The only problem was that she had taken the symptoms out of context and failed to realize that she needed to consider other options. Doctors call it a list of differential diagnoses, all of the possible diseases and disorders that could fit some or all of the abnormal signs a patient displays.

The physical therapist had focused in on one cause of paralysis in her dog. In less than a minute I came up with ten more-likely causes and with a little more time I could expand that list to fill up a legal pad.

There is a reason that doctors spend all of that time in study!Don’t get me wrong! I have an incredible respect for the job that nurses and physical therapists do. I have been amazed as I watched Susan and her nurse colleagues care for Brenda in every way. They take care of her medical needs, her physical needs, they commiserate with her about the pain she is in, they find ways to ease her pain, they find ways to move her and minimize her discomfort. It is truly amazing how well they do everything they do.

There is a reason that, after thirty years of practice I have accumulated 1500 hours of continuing education!

There is a reason doctors are licensed to perform in ways different from the ways nurses and physical therapists do!

A Merck Veterinary Manual is not a doctor, either. 

I have had physical therapy for shoulders, knees, wrists, hamstrings and a pelvic injury. Physicians’ preferences and insurance company requirements have necessitated that I sometimes go to different therapists. Every one I’ve been to has impressed me with his detailed knowledge of anatomy and techniques. I literally stand in awe of the physical therapists I’ve been to.

However, as Inspector Harry Callahan said, “A man has got to know his limitations.”

Veterinarians are trained to do our specific jobs on pets.

Yet we are not allowed to practice medicine on people because we are not physicians.

Nurses and physical therapists are trained, highly trained, to do their specific jobs on people.

Yet, they are not allowed to practice medicine on people or pets because they are not doctors.

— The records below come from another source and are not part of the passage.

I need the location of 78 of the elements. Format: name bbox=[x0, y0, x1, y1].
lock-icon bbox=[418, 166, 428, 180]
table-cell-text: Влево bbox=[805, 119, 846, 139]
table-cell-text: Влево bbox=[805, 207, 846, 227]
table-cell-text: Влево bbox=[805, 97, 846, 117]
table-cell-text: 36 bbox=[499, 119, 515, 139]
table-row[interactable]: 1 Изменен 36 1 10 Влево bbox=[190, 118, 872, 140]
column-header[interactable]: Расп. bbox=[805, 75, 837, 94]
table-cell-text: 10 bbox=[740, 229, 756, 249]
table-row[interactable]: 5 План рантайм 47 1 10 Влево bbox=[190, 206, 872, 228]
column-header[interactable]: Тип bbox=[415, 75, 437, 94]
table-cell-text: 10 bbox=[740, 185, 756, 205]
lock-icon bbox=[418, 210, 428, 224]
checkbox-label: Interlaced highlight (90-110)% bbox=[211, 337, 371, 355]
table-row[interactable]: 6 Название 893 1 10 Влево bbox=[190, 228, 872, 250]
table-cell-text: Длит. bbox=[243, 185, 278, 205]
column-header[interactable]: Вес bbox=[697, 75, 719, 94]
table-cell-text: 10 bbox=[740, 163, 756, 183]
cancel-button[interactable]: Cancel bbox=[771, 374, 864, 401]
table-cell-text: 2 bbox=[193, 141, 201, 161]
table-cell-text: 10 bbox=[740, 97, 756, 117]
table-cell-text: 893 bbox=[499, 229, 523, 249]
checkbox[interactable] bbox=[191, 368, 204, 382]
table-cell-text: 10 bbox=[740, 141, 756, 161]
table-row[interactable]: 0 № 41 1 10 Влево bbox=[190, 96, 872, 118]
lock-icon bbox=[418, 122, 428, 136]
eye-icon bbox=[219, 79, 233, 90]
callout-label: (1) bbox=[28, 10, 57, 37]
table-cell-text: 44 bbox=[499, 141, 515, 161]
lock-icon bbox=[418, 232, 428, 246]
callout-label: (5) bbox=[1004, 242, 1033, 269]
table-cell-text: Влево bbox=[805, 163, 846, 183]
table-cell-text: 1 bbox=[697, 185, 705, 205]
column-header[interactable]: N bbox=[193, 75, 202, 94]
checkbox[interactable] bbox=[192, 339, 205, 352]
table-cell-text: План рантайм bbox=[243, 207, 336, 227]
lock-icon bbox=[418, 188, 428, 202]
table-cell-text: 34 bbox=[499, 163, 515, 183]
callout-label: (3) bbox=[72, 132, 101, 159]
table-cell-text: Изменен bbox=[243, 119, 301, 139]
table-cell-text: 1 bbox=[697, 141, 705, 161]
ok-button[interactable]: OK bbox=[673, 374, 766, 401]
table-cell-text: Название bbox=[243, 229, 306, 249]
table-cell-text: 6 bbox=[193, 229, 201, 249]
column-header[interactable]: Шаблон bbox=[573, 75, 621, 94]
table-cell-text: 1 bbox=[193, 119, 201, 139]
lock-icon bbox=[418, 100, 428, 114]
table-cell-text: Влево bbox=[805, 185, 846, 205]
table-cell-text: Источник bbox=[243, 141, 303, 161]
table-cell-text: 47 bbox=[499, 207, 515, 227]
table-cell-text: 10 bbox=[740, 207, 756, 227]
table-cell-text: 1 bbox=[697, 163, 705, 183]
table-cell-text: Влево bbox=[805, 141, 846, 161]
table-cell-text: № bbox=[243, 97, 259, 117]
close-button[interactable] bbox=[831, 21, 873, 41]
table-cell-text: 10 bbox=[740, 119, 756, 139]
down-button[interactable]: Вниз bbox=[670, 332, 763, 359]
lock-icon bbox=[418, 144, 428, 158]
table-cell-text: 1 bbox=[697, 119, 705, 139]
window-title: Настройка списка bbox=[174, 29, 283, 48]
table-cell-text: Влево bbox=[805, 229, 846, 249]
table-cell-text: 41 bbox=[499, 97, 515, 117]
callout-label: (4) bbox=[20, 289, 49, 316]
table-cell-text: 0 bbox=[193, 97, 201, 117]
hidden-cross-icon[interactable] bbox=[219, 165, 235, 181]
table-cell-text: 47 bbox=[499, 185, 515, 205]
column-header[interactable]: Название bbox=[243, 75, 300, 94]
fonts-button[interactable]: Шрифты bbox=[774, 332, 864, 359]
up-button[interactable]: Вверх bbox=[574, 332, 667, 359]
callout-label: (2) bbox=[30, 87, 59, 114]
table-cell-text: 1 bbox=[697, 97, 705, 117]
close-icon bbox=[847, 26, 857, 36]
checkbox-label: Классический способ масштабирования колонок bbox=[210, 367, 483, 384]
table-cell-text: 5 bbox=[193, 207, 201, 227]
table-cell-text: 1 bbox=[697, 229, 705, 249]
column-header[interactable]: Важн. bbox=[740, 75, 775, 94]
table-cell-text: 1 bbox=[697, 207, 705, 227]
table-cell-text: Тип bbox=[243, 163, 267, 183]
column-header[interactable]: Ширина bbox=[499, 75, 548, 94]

There is a public radio show with the motto, “Taking the mystery out of medicine.” Let’s go ahead and clear this up right now: You are never going to take the mystery out of medicine; the practice of it or the drugs themselves!

Practicing medicine is complicated. Years of training, experience and continuing education enable us to do it better and better, building on a foundation doctors learn in their first four years in medical school.

Nurses, physical therapists, and the Merck Veterinary Manual simply don’t have the same foundation as doctors. Without that foundation, there are many, many things about practicing medicine that one cannot understand. That lack of understanding leads to mistakes, such as thinking co-op vaccines are all the care a puppy needs and that one diagnosis in a book is all of the possibilities for one’s pet’s ailment.

Your pet needs and deserves a veterinarian.